FOR b_id IN B_CUR LOOP
for c_id in (select s.col1, s.col2 INTO var1, var2 from sometable s where s.col3 = b_id.col1)loop
......
end loop;
END LOOP;
How to query bulk collection? If for example I have
select name
bulk collect into namesValues
from table1
where namesValues is dbms_sql.varchar2_table.
Now, I have another table XYZ which contains
name is_valid
v
h
I want to update is_valid to 'Y' if name is in table1 else 'N'. Table1 has 10 million rows. After bulk collecting I want to execute
update xyz
set is_valid ='Y'
where name in namesValue.
How to query namesValue? Or is there is another option. Table1 has no index.
please help.
As Tom Kyte (Oracle Corp. Vice President) says:
My mantra, that I'll be sticking with thank you very much, is:
You should do it in a single SQL statement if at all possible.
If you cannot do it in a single SQL Statement, then do it in PL/SQL.
If you cannot do it in PL/SQL, try a Java Stored Procedure.
If you cannot do it in Java, do it in a C external procedure.
If you cannot do it in a C external routine, you might want to
seriously think about why it is you need to do it…
think in sets...
learn all there is to learn about SQL...
You should perform your update in SQL if you can. If you need to add an index to do this then that might be preferable to looping through a collection populated with BULK COLLECT.
If however, this is some sort of assignment....
You should specify it as such but here's how you would do it.
I have assumed that your DB server does not have the capacity to hold 10 million records in memory so rather than BULK COLLECTing all 10 million records in one go I have put the BULK COLLECT into a loop to reduce your memory overheads. If this is not the case then you can omit the bulk collect loop.
DECLARE
c_bulk_limit CONSTANT PLS_INTEGER := 500000;
--
CURSOR names_cur
IS
SELECT name
FROM table1;
--
TYPE namesValuesType IS TABLE OF table1.name%TYPE
INDEX BY PLS_INTEGER;
namesValues namesValuesType;
BEGIN
-- Populate the collection
OPEN name_cur;
LOOP
-- Fetch the records in a loop limiting them
-- to the c_bulk_limit amount at a time
FETCH name_cur BULK COLLECT INTO namesValues
LIMIT c_bulk_limit;
-- Process the records in your collection
FORALL x IN INDICES OF namesValues
UPDATE xyz
SET is_valid ='Y'
WHERE name = namesValue(x)
AND is_valid != 'Y';
-- Set up loop exit criteria
EXIT WHEN namesValues.COUNT < c_bulk_limit;
END LOOP;
CLOSE name_cur;
-- You want to update all remaining rows to 'N'
UPDATE xyz
SET is_valid ='N'
WHERE is_valid IS NULL;
EXCEPTION
WHEN others
THEN
IF name_cur%ISOPEN
THEN
CLOSE name_cur;
END IF;
-- Re-raise the exception;
RAISE;
END;
/
Depending upon your rollback segment sizes etc. you may want to issue interim commits within the bulk collect loop but be aware that you will not then be able to rollback these changes.

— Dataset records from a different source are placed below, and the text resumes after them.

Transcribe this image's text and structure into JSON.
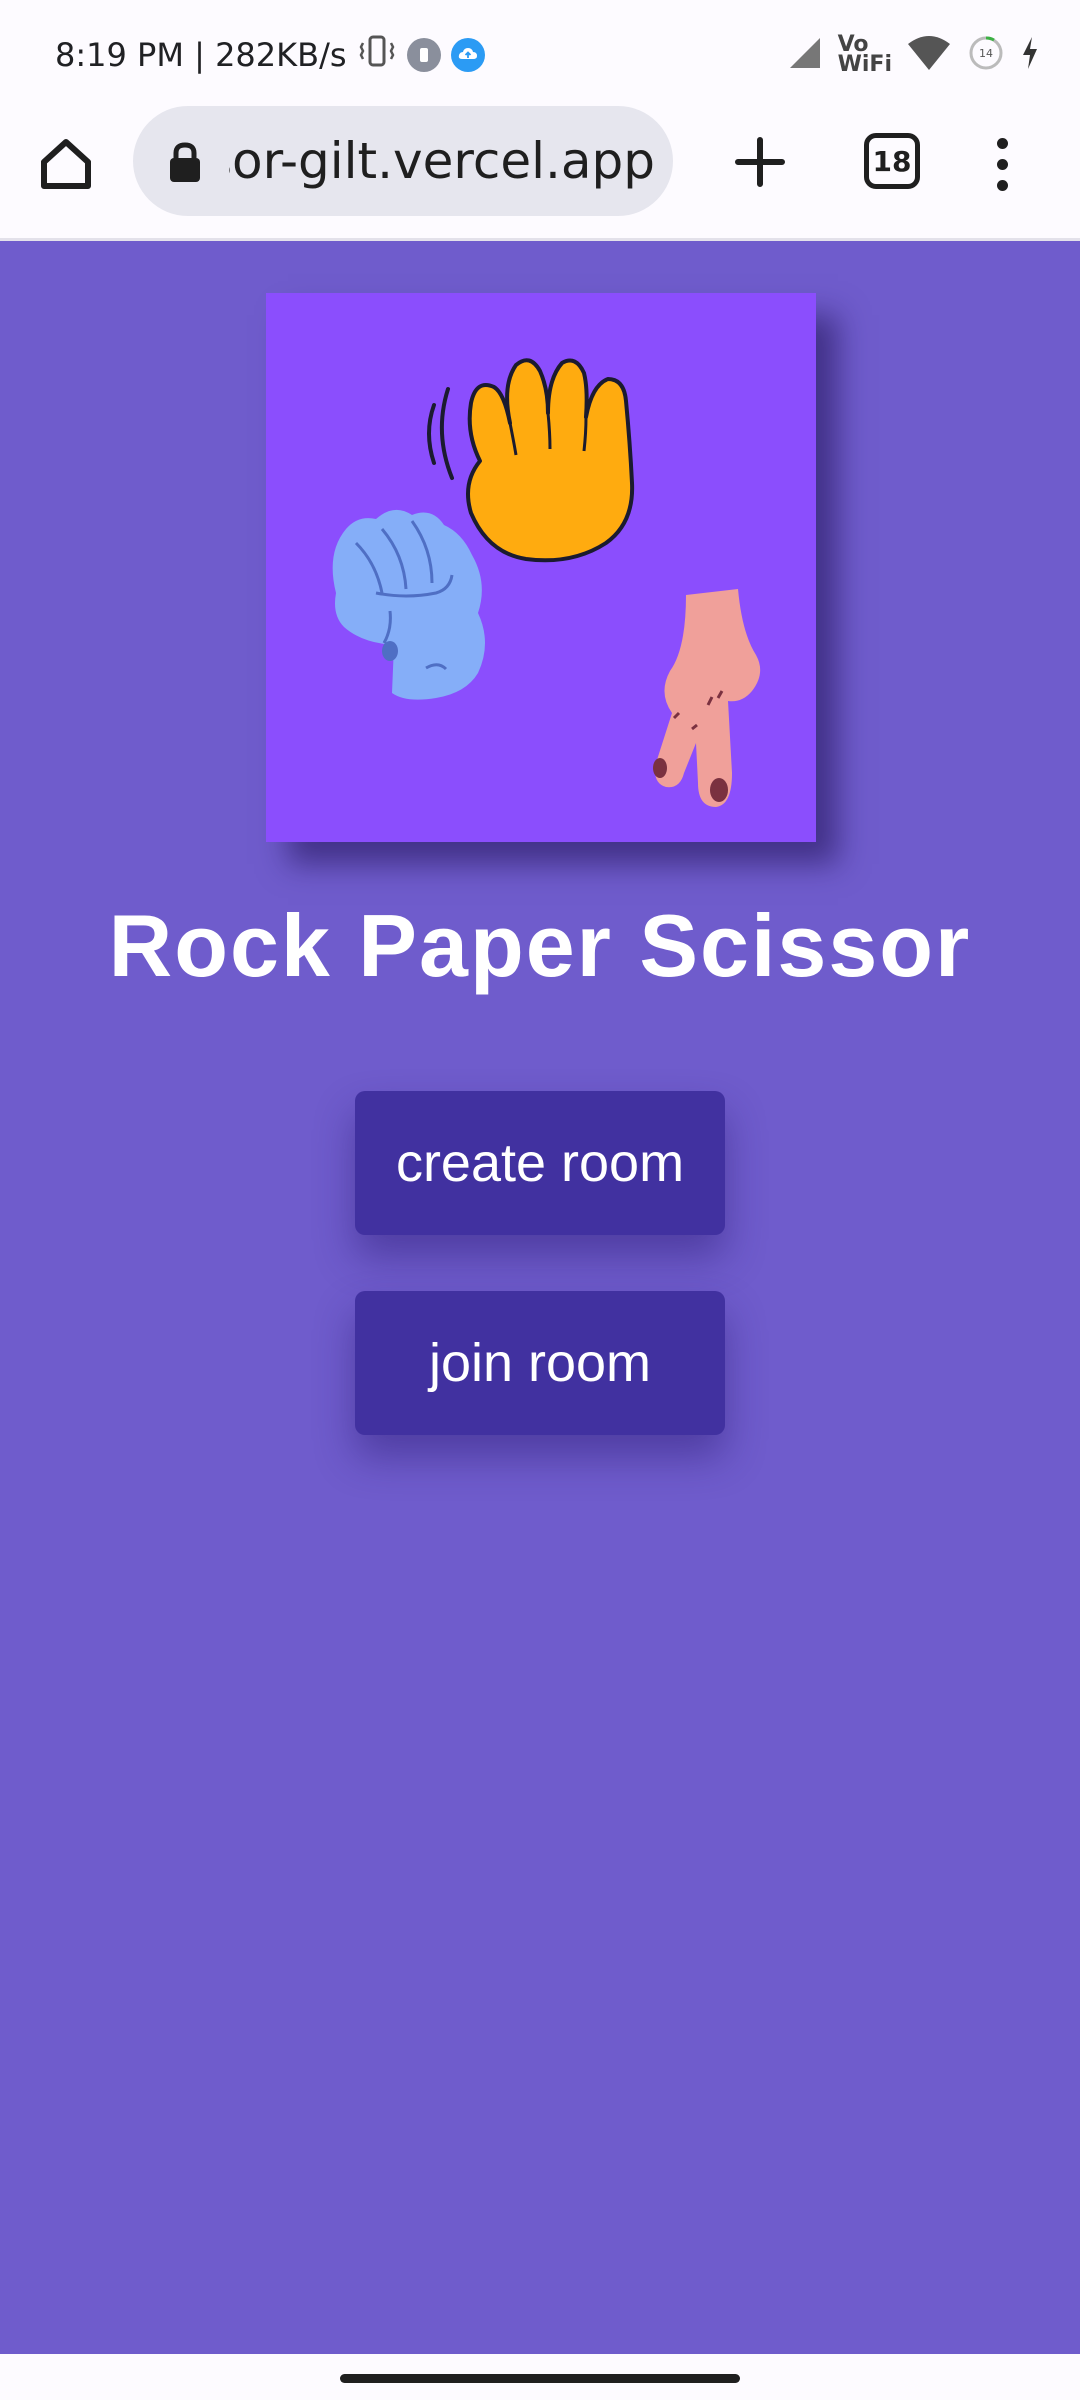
{
  "status_bar": {
    "time_speed": "8:19 PM | 282KB/s",
    "vowifi_top": "Vo",
    "vowifi_bottom": "WiFi",
    "battery_level": "14"
  },
  "browser": {
    "url": "rock-paper-scissor-gilt.vercel.app",
    "tab_count": "18"
  },
  "page": {
    "title": "Rock Paper Scissor",
    "create_room_label": "create room",
    "join_room_label": "join room",
    "colors": {
      "background": "#6f5ccc",
      "hero": "#8b4efd",
      "button": "#4131a0",
      "paper_hand": "#ffab0f",
      "rock_hand": "#85aef8",
      "scissor_hand": "#f0a09a"
    }
  }
}
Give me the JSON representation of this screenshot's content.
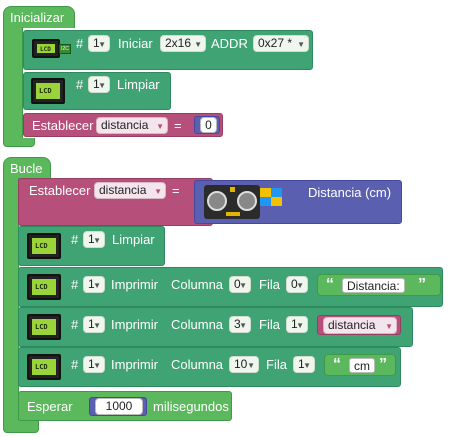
{
  "initialize": {
    "title": "Inicializar",
    "init_block": {
      "hash": "#",
      "index": "1",
      "iniciar": "Iniciar",
      "size": "2x16",
      "addr_label": "ADDR",
      "addr": "0x27 *"
    },
    "clear_block": {
      "hash": "#",
      "index": "1",
      "label": "Limpiar"
    },
    "set_block": {
      "label": "Establecer",
      "variable": "distancia",
      "equals": "=",
      "value": "0"
    }
  },
  "loop": {
    "title": "Bucle",
    "set_block": {
      "label": "Establecer",
      "variable": "distancia",
      "equals": "=",
      "sensor_label": "Distancia (cm)"
    },
    "clear_block": {
      "hash": "#",
      "index": "1",
      "label": "Limpiar"
    },
    "print_blocks": [
      {
        "hash": "#",
        "index": "1",
        "label": "Imprimir",
        "col_label": "Columna",
        "col": "0",
        "row_label": "Fila",
        "row": "0",
        "value": "Distancia:",
        "value_type": "text"
      },
      {
        "hash": "#",
        "index": "1",
        "label": "Imprimir",
        "col_label": "Columna",
        "col": "3",
        "row_label": "Fila",
        "row": "1",
        "value": "distancia",
        "value_type": "variable"
      },
      {
        "hash": "#",
        "index": "1",
        "label": "Imprimir",
        "col_label": "Columna",
        "col": "10",
        "row_label": "Fila",
        "row": "1",
        "value": "cm",
        "value_type": "text"
      }
    ],
    "wait_block": {
      "label": "Esperar",
      "value": "1000",
      "unit": "milisegundos"
    }
  },
  "icons": {
    "lcd": "lcd-display-icon",
    "sensor": "ultrasonic-sensor-icon",
    "open_quote": "“",
    "close_quote": "”"
  },
  "colors": {
    "control_green": "#5cb85c",
    "lcd_teal": "#40a374",
    "variable_pink": "#b64f7a",
    "sensor_purple": "#5b5fb0"
  }
}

I deliberately haven't added any COMMITs to this so you can choose where to put them to suit your system.
You also might want to change the size of the c_bulk_limit constant depending upon the resources available to you.
Your update will still cause you problems if the xyz table is large and there is no index on the name column.
Hope it helps...
"Table1 has no index."
Well there's your problem right there. Why not? Put an index on TABLE1.NAME and use a normal SQL UPDATE to amend the data in XYZ.
Trying to solve this problem with bulk collect is not the proper approach.